Question

In 1990, a pizza with a radius of 18.0 m was made in South Africa. Suppose you make an air-filled capacitor with parallel plates whose area is equal to that of the pizza. If a potential difference of 575 V is applied across this capacitor, it will store just 3.31 J of electrical potential energy. What are the capacitance and plate separation of this capacitor?

Answer 1

Step-by-step explanation:

We have,

Radius of pizza, r = 18 m

Potential difference, V = 575 V

Stored electrical potential energy, E = 3.31 J

The area if an air-filled capacitor with parallel plates is equal to that of the pizza.

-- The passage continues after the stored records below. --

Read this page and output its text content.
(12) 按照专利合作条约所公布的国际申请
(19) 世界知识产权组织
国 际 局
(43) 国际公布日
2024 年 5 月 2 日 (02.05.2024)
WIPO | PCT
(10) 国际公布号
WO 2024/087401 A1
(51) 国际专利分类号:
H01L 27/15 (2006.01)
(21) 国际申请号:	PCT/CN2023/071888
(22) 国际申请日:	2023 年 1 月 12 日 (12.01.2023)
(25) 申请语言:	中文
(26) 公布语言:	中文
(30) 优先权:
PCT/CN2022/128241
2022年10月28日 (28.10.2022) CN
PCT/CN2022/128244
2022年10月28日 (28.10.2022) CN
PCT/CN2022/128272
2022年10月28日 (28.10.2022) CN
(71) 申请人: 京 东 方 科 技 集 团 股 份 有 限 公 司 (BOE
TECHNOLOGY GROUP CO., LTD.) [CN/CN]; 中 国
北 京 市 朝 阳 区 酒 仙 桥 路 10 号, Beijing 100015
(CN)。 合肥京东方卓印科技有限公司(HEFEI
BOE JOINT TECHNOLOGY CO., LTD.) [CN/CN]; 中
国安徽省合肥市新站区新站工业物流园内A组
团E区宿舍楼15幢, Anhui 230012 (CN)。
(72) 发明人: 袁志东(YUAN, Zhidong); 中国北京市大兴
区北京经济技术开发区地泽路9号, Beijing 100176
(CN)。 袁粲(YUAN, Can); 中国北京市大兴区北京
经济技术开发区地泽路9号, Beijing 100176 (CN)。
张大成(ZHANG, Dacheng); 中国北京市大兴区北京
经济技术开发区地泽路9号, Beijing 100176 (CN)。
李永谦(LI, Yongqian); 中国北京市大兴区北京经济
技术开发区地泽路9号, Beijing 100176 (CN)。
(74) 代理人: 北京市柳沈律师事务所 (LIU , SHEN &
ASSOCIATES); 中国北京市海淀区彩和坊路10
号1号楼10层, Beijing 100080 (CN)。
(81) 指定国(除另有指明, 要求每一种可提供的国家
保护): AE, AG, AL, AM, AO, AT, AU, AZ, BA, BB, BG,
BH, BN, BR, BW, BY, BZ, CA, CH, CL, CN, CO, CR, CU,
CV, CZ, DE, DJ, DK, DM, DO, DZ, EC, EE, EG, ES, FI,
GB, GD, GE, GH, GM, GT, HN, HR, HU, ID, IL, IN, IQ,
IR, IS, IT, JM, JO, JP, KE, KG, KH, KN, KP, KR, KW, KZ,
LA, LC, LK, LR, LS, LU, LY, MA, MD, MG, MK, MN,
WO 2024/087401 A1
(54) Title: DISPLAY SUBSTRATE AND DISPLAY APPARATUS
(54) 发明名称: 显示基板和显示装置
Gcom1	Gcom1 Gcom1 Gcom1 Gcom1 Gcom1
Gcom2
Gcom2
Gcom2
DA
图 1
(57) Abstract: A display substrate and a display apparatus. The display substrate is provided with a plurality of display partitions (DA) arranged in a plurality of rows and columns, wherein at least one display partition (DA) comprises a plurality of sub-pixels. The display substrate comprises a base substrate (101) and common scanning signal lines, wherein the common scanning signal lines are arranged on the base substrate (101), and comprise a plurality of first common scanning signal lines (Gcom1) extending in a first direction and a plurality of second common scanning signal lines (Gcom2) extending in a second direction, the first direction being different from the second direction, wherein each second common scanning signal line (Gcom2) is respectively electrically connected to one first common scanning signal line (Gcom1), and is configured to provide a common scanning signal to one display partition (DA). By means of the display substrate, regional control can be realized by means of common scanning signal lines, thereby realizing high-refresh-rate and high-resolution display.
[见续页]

It means,
`A=\pi r^2=\pi (18)^2=1017.87\ m^2`

The stored potential energy in a capacitor is given by :

`E=(1)/(2)CV^2`

C is capacitance

`C=(2E)/(V^2)\\\\C=(2* 3.31)/((575)^2)\\\\C=2* 10^(-5)\ F`

The formula of the capacitance of a parallel plate capacitor is given by :

`C=(\epsilon_o A)/(d)`

d is plate separation of this capacitor

`d=(\epsilon_o A)/(C)\\\\d=(8.85* 10^(-12)* 1017.87)/(2* 10^(-5))\\\\d=4.5* 10^(-4)\ m`